TOLEDO, Ohio — President Trump went after his Democratic critics at a raucous campaign rally hours after the House of Representatives passed a resolution that sought to limit his ability to use military force against Iran.
The House voted 224 to 194, mostly along party lines, to cease military operations against Iran. Speaking to a rally at Toledo’s Huntington Center, Trump mocked the resolution: “You should get permission from Congress,” Trump said. “You should tell us what you’re going to do so we can call up the fake news and we can leak it.”
The vote came days after Trump approved a U.S. drone strike that killed Iranian commander Qassem Soleimani, heightening tensions between the two countries. The resolution will go to the Senate, where its fate is uncertain, but it does not require the president’s signature. Its practical effect if it does pass is uncertain.
By the terms of the resolution, future military action against Iran would require a declaration of war by Congress, unless “such use of the Armed Forces is necessary and appropriate to defend against an imminent armed attack upon the United States, its territories or possessions, or its Armed Forces, consistent with the requirements of the War Powers Resolution.”
Trump’s rally speech did not acknowledge the exception made for defense against “an imminent armed attack.” The administration has said that Soleimani was targeted to prevent an “imminent” attack but has provided few details.
“We didn’t have time to call up Nancy [Pelosi], who is not operating with a full deck,” Trump said. He reserved special mockery for Rep. Adam Schiff, the head of the House Intelligence Committee who managed the impeachment inquiry into the president.
“He buys the smallest shirt collar you can get and it’s loose,” Trump said of the California Democrat.
Trump also had harsh words for Sen. Bernie Sanders.
“Crazy Bernie has condemned the U.S. military strike on Soleimani, the world’s top terrorist,” Trump said.
The Senate is set to take up its own war powers resolution next week that would require Trump to wind down military action in Iran in 30 days unless authorized by Congress.
Expanding on his rationale for ordering the strike that many Democrats say has brought the U.S. to the brink of war with Iran, Trump claimed Soleimani was planning attacks on multiple U.S. embassies.
“He was looking very seriously at our embassies and not just the embassy in Baghdad,” Trump said, “but we stopped him very quickly and we stopped him cold.”
With nearly 8,000 of his supporters cheering him on, Trump portrayed his response to the mob attack on the U.S. Embassy in Bahgdad as an unmitigated success.
“This was the anti-Benghazi,” Trump said. “We got there very quickly.”

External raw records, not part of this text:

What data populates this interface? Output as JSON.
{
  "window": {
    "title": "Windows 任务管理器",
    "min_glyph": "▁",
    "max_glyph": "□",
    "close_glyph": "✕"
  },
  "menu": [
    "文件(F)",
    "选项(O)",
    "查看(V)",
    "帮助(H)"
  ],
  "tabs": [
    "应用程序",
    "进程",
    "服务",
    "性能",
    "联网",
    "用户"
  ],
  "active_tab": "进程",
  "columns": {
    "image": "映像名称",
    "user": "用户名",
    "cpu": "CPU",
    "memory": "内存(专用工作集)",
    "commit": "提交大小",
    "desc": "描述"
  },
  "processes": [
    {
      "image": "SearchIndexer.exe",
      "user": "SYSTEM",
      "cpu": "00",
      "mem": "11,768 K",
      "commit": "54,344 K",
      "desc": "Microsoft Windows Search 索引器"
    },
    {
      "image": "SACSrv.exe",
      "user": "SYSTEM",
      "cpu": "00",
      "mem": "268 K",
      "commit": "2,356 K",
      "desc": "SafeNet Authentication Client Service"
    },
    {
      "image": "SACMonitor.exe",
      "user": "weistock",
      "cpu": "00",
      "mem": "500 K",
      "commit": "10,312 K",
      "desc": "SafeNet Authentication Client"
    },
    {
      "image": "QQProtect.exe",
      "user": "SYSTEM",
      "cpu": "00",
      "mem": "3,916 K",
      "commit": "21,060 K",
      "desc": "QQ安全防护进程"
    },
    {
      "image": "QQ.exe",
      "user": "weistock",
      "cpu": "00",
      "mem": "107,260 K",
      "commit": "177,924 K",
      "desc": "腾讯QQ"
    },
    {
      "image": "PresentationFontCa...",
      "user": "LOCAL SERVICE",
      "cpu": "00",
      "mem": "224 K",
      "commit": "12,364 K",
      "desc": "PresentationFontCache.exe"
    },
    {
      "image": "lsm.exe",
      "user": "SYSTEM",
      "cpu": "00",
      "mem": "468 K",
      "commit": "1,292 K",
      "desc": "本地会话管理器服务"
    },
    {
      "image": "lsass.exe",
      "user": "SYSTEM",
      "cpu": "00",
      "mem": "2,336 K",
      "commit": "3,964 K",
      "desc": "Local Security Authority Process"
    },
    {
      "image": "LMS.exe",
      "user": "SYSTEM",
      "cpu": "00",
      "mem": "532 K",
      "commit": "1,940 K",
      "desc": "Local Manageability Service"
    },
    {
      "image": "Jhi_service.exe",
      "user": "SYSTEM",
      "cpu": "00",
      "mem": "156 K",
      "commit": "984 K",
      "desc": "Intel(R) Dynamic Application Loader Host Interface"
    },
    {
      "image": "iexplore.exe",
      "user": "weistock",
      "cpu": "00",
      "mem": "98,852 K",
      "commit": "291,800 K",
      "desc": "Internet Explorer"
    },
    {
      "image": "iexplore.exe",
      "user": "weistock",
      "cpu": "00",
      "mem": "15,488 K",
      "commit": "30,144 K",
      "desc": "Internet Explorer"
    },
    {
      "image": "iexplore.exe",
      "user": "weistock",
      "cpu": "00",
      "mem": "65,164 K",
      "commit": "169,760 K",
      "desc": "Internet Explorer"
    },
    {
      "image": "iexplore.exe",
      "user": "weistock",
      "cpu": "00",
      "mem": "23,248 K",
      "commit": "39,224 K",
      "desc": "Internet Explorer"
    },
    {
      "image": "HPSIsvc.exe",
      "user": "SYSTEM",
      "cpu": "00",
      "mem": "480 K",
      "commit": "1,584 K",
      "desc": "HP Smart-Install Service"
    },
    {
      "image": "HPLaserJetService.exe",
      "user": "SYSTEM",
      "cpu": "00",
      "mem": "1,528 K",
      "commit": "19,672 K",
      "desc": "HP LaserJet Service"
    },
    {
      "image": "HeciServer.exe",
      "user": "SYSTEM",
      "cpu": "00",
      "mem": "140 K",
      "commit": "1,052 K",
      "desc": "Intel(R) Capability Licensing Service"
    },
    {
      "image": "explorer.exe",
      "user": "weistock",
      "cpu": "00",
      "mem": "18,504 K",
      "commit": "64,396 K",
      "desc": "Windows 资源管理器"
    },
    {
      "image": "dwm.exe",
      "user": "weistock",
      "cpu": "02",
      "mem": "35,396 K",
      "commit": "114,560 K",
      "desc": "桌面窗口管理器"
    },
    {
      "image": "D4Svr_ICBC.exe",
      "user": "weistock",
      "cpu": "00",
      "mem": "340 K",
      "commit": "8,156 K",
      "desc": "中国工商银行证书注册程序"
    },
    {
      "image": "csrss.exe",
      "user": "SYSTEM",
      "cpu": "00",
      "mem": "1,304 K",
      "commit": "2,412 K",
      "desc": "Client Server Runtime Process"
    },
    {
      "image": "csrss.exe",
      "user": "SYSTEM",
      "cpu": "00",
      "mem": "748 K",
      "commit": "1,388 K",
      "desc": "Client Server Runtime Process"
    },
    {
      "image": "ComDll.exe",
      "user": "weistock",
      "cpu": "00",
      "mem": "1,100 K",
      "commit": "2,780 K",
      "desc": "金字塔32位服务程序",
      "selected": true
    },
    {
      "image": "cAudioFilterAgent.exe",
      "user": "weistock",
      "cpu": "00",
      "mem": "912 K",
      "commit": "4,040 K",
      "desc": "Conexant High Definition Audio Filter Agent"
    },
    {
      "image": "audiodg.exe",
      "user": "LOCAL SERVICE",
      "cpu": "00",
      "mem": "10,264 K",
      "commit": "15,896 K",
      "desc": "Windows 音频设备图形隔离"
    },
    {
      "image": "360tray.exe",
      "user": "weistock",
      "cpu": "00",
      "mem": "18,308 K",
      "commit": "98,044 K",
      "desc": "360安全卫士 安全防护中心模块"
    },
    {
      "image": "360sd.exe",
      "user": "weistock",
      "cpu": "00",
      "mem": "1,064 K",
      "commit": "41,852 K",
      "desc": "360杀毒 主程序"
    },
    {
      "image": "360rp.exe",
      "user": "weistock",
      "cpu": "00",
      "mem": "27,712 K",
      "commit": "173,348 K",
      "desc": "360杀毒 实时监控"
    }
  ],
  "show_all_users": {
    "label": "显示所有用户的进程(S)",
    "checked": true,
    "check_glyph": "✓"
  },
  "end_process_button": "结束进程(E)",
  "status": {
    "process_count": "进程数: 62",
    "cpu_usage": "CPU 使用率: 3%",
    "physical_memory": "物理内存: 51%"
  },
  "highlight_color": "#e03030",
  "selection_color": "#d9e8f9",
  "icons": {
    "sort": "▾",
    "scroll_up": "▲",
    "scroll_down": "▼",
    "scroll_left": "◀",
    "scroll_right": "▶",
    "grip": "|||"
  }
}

“I saw what was happening,” Trump said of the protests, adding, “I called up our great generals and I said, get them over there now. One of our generals said, ‘Sir, we’ll have them there tomorrow.’ I said, no, get them there immediately.”
Before Trump spoke members of his audience gave the president their support for his moves against Iran.
“I don’t know. I’m glad they got that general,” Phillip Sellati, a retail manager from Lima, Ohio, said. “I don’t know. It’s kind of a quagmire ... you just have to — I think Donald Trump has the right way to go about it. There’s only one way to beat a bully and that’s to beat him down.”
Asked whether Trump risked breaking his campaign promises to end America’s “endless wars,” Craig Pencheff, a car wash owner in Sylvania, said:
“No, not at all. He just held back when I would have gone in and blew up at least their nuke sites,” said Pencheff, wearing a hoodie featuring an eagle and an American flag and pins that read “CNN Sucks!” and “Finish the Wall.” “As long as he didn’t put boots on the ground, I don’t think he’s going to break the promise.”
Back in Washington, Pelosi is expected to send articles of impeachment to the Senate as early as Friday, which would set the stage for a formal trial that could result in Trump’s removal from office.
That notion didn’t sit well with the president’s Ohio fans.
“If Trump gets removed from office, there’s going to be hell to pay, I’m telling you right now,” Pencheff said.